Need for Singapore to be vigilant against foreign influences

Senior Minister of State for Defence and Foreign Affairs Maliki Osman said crises overseas are often driven by political causes and tribal or sectarian differences.
Senior Minister of State for Defence and Foreign Affairs Maliki Osman said crises overseas are often driven by political causes and tribal or sectarian differences.

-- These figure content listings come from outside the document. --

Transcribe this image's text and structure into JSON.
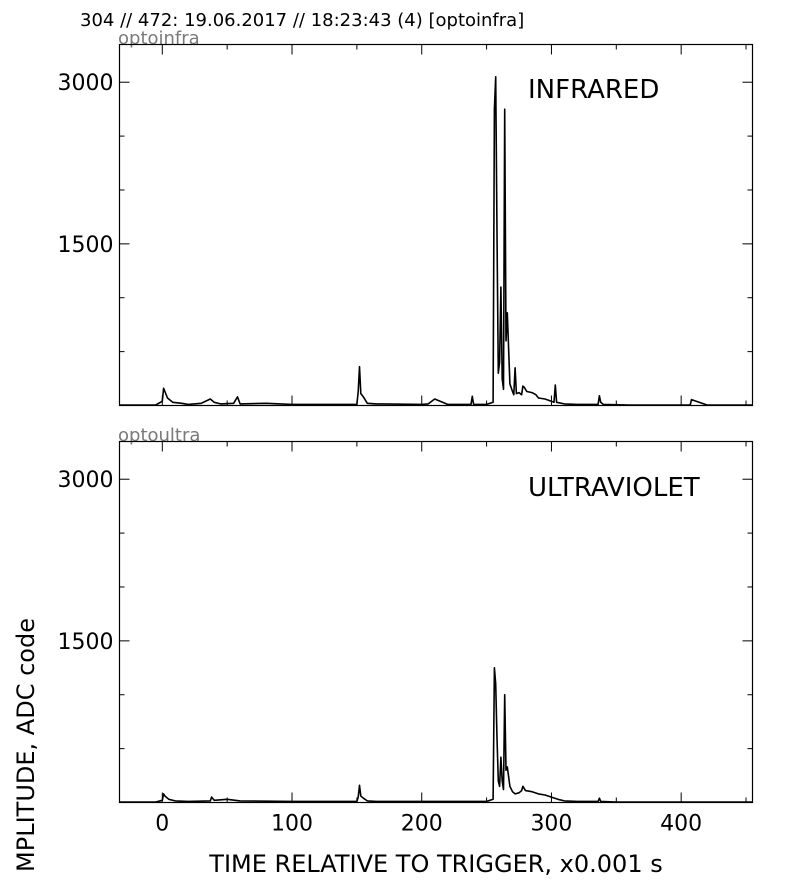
{
  "header": {
    "title": "304 // 472:   19.06.2017 // 18:23:43 (4)  [optoinfra]"
  },
  "axes": {
    "xlabel": "TIME RELATIVE TO TRIGGER,   x0.001 s",
    "ylabel": "MPLITUDE,  ADC code"
  },
  "chart_data": [
    {
      "type": "line",
      "tag": "optoinfra",
      "title": "INFRARED",
      "xlim": [
        -33,
        455
      ],
      "ylim": [
        0,
        3350
      ],
      "yticks": [
        1500,
        3000
      ],
      "xticks": [
        0,
        100,
        200,
        300,
        400
      ],
      "grid": false,
      "series": [
        {
          "color": "#000000",
          "x": [
            -33,
            -5,
            0,
            1,
            2,
            4,
            8,
            15,
            20,
            30,
            37,
            40,
            45,
            55,
            58,
            60,
            80,
            100,
            150,
            151,
            152,
            153,
            155,
            158,
            165,
            200,
            205,
            210,
            220,
            238,
            239,
            240,
            250,
            255,
            256,
            257,
            258,
            259,
            260,
            261,
            262,
            263,
            264,
            265,
            266,
            268,
            270,
            271,
            272,
            273,
            275,
            277,
            278,
            279,
            281,
            285,
            288,
            290,
            295,
            300,
            302,
            303,
            304,
            310,
            320,
            336,
            337,
            338,
            340,
            360,
            400,
            407,
            408,
            420,
            455
          ],
          "y": [
            5,
            5,
            40,
            160,
            130,
            70,
            30,
            20,
            10,
            20,
            60,
            30,
            15,
            20,
            80,
            15,
            20,
            10,
            10,
            130,
            360,
            110,
            80,
            20,
            15,
            10,
            15,
            60,
            10,
            10,
            85,
            10,
            10,
            30,
            2750,
            3050,
            1600,
            300,
            400,
            1100,
            250,
            150,
            2750,
            600,
            860,
            200,
            130,
            100,
            350,
            110,
            120,
            100,
            180,
            170,
            130,
            120,
            100,
            70,
            60,
            40,
            30,
            190,
            30,
            15,
            10,
            10,
            90,
            30,
            10,
            5,
            5,
            5,
            55,
            5,
            5
          ]
        }
      ]
    },
    {
      "type": "line",
      "tag": "optoultra",
      "title": "ULTRAVIOLET",
      "xlim": [
        -33,
        455
      ],
      "ylim": [
        0,
        3350
      ],
      "yticks": [
        1500,
        3000
      ],
      "xticks": [
        0,
        100,
        200,
        300,
        400
      ],
      "grid": false,
      "series": [
        {
          "color": "#000000",
          "x": [
            -33,
            -5,
            0,
            1,
            2,
            5,
            10,
            20,
            37,
            38,
            40,
            50,
            60,
            100,
            150,
            151,
            152,
            153,
            155,
            158,
            165,
            200,
            250,
            255,
            256,
            257,
            258,
            259,
            260,
            261,
            262,
            263,
            264,
            265,
            266,
            268,
            270,
            272,
            275,
            277,
            278,
            280,
            285,
            290,
            295,
            300,
            305,
            310,
            320,
            336,
            337,
            338,
            350,
            400,
            455
          ],
          "y": [
            5,
            5,
            20,
            80,
            60,
            30,
            15,
            10,
            15,
            50,
            20,
            30,
            15,
            10,
            10,
            50,
            160,
            60,
            40,
            15,
            10,
            10,
            10,
            30,
            1250,
            1100,
            600,
            200,
            150,
            420,
            200,
            120,
            1000,
            300,
            330,
            150,
            100,
            80,
            90,
            110,
            150,
            110,
            100,
            80,
            70,
            50,
            30,
            15,
            10,
            10,
            40,
            10,
            5,
            5,
            5
          ]
        }
      ]
    }
  ]
}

PHOTO: MFA

SINGAPORE - Singaporeans must be vigilant and not allow foreign issues or cultures to drive a wedge into its social fabric.

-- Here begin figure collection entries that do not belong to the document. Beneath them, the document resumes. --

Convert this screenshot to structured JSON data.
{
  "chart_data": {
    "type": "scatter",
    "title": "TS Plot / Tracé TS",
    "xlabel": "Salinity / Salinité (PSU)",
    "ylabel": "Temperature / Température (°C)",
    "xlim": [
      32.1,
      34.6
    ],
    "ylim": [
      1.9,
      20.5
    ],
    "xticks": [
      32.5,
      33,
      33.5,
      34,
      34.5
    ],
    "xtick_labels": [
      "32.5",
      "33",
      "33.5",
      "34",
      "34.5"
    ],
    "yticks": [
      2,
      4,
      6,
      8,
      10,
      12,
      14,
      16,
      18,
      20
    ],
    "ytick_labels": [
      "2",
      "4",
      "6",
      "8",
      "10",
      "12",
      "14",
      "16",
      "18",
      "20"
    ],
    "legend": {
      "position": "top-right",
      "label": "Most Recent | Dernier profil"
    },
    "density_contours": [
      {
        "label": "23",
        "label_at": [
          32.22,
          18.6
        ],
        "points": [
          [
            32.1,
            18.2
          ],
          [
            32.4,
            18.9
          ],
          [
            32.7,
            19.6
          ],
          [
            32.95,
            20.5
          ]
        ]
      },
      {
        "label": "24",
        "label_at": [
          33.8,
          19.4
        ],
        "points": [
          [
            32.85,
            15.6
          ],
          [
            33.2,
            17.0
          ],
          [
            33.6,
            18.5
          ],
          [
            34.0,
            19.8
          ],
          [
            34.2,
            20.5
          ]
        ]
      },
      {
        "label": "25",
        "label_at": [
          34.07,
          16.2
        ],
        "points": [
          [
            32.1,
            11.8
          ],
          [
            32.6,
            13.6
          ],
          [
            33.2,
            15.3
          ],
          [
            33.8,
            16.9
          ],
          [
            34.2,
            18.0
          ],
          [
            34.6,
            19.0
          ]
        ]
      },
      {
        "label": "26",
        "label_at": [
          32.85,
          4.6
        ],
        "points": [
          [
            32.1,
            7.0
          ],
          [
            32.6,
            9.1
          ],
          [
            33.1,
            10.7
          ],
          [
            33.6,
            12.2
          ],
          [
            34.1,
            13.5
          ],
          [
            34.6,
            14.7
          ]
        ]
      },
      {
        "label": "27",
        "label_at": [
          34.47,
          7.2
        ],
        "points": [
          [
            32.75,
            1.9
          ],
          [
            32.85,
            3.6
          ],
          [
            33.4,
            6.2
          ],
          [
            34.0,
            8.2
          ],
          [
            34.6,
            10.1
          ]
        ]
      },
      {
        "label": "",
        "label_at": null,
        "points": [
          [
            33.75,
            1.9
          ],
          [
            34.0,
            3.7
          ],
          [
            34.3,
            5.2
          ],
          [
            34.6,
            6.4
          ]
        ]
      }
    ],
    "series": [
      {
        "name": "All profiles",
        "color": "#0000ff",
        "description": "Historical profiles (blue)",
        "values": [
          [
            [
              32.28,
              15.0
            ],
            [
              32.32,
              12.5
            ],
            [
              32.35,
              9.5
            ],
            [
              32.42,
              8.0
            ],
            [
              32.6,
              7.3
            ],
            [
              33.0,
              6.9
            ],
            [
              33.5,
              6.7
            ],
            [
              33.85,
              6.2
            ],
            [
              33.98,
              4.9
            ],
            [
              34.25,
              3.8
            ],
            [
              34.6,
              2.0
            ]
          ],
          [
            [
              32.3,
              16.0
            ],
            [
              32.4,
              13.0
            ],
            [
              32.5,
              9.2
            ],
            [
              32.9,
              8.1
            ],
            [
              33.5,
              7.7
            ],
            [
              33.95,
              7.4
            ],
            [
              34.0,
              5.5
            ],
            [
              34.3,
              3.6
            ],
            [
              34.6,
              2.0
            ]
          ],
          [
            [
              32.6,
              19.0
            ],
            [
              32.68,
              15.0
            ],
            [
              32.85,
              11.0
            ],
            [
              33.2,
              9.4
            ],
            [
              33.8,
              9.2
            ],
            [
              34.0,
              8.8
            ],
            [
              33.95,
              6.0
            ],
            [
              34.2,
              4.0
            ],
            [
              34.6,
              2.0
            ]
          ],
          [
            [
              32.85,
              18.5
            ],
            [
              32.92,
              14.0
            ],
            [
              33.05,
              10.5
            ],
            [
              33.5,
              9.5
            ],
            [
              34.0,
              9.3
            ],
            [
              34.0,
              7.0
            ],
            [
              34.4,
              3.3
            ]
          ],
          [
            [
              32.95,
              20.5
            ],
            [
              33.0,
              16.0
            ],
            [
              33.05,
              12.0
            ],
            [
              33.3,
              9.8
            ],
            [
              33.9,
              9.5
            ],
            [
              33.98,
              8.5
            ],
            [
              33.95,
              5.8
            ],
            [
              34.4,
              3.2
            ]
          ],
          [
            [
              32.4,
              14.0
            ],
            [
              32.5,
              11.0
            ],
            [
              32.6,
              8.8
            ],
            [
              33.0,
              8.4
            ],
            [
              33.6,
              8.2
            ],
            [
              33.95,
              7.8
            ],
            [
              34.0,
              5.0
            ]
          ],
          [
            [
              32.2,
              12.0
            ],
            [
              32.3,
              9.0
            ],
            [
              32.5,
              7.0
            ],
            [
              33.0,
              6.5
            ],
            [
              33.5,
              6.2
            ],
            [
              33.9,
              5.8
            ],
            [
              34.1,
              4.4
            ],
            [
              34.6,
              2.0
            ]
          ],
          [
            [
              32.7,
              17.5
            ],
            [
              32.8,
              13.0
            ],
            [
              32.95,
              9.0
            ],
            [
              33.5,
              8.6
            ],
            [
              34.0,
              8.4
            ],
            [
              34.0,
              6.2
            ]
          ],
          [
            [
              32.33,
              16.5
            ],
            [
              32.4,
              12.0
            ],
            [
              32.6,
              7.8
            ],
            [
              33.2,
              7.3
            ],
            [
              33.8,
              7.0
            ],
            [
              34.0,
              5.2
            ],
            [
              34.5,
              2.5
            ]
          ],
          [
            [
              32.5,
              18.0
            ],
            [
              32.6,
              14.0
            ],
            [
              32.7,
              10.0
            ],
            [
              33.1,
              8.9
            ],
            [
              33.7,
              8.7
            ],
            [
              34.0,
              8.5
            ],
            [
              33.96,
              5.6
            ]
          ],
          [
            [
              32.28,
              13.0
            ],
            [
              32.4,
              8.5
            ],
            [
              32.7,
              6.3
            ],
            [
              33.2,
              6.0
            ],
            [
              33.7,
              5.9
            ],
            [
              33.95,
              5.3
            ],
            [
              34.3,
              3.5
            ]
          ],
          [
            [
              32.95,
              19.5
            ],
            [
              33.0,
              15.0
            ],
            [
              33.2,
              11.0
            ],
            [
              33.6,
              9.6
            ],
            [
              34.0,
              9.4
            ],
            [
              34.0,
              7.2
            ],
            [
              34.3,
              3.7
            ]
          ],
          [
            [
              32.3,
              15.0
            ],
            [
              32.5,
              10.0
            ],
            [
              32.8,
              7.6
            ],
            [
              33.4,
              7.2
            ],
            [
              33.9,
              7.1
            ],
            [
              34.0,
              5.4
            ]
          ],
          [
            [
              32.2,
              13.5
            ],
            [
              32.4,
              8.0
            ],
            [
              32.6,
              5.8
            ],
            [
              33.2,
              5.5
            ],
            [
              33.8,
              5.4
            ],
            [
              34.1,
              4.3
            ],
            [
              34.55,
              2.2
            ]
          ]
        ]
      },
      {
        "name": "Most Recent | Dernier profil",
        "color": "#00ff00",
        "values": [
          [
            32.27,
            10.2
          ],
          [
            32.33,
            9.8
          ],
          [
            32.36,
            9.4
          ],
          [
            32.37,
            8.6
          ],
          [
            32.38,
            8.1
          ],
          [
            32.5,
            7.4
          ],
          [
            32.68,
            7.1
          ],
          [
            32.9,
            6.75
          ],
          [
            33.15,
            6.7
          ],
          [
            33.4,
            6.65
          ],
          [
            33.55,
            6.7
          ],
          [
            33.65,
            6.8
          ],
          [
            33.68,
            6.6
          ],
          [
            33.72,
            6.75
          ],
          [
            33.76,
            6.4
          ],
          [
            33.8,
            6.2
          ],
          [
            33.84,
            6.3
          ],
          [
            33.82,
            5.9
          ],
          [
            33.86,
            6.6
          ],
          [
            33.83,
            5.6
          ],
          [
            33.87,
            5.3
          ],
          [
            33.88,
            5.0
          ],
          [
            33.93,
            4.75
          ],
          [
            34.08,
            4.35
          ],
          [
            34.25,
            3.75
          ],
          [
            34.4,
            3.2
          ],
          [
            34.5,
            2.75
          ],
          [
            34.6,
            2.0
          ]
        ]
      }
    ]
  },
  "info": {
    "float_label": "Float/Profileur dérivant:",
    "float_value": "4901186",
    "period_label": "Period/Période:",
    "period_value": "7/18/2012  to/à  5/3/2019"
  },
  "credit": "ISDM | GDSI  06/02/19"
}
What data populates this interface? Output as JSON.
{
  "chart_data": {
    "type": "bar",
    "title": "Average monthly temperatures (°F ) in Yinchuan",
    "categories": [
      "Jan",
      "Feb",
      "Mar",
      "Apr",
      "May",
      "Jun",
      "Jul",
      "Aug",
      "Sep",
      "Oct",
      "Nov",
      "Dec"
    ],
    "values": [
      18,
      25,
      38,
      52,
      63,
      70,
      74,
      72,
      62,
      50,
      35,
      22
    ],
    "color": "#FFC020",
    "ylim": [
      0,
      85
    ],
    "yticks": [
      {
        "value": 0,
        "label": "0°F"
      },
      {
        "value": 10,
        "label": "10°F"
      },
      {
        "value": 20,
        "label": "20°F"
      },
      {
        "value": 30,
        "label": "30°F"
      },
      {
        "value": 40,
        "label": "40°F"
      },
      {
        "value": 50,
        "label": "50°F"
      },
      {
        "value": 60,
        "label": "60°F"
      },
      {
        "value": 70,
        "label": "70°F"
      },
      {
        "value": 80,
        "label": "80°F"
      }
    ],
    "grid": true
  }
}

Crises overseas are often driven by political causes and tribal or sectarian differences, rather than a religious cause, said Senior Minister of State for Defence and Foreign Affairs Maliki Osman.

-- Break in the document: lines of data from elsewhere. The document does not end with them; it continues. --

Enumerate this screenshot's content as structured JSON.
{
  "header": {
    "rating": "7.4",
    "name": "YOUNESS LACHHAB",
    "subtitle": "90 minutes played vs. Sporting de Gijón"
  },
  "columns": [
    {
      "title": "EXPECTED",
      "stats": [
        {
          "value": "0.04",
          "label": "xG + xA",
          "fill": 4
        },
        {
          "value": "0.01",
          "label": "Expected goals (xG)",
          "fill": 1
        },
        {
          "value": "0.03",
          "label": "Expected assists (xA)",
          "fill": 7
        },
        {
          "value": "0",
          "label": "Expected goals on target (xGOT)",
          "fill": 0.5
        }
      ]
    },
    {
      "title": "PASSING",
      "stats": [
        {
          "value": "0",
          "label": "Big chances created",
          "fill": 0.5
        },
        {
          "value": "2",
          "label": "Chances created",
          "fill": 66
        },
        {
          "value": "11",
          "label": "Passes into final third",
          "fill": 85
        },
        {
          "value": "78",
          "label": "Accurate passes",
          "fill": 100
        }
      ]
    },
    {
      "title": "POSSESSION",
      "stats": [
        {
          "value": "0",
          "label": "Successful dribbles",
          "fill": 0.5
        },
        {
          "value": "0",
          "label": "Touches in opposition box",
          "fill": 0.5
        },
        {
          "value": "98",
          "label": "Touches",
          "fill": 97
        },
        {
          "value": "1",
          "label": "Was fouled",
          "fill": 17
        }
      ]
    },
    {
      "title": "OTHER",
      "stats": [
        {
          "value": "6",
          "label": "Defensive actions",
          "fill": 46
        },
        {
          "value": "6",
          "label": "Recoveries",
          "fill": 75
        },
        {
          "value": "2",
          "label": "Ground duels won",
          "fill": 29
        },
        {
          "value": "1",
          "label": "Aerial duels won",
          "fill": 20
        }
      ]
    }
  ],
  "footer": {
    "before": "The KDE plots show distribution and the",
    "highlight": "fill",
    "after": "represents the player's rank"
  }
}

Speaking at an interfaith dialogue organised by South East CDC on Saturday (Jan 21), Dr Maliki noted that the spread of new and social media has made it easier to ignite racial and religious discord in any place at any time. "No country or society is immune," he added.

And that is why interfaith cohesion is more critical than ever in these turbulent times, he said.

Dr Maliki also said Singapore has to be more than just a colour-blind society - it needs to learn to embrace its diversity, by "recognising all creeds and cultures".

"Diversity is strength when properly cultivated and coordinated.But if left unattended, taken for granted or left to be manipulated, it would be disastrous," he said.

Dr Maliki was speaking at the second of three interfaith dialogues titled "Common Senses for Common Spaces". The first was held last June.

Saturday's dialogue, held at the SPH News Centre, centred on what different colours meant to people of different races and religions.

Participants pointed out that the colour purple, for instance, represented penance to Catholics. The colour red on the other hand was lucky and auspicious to the Chinese.

But ambassador-at-large Ong Keng Yong, executive deputy chairman of the S. Rajaratnam School of International Studies, also pointed out at the dialogue that certain political factions have used different colours to divide societies.

"Today some colours are associated with certain political movement or politics," he said, citing the example of the Islamic State in Iraq and Syria, which has a distinctive black flag.

"Colours are naturally harmonious, but colours can also be used to be a divide among us."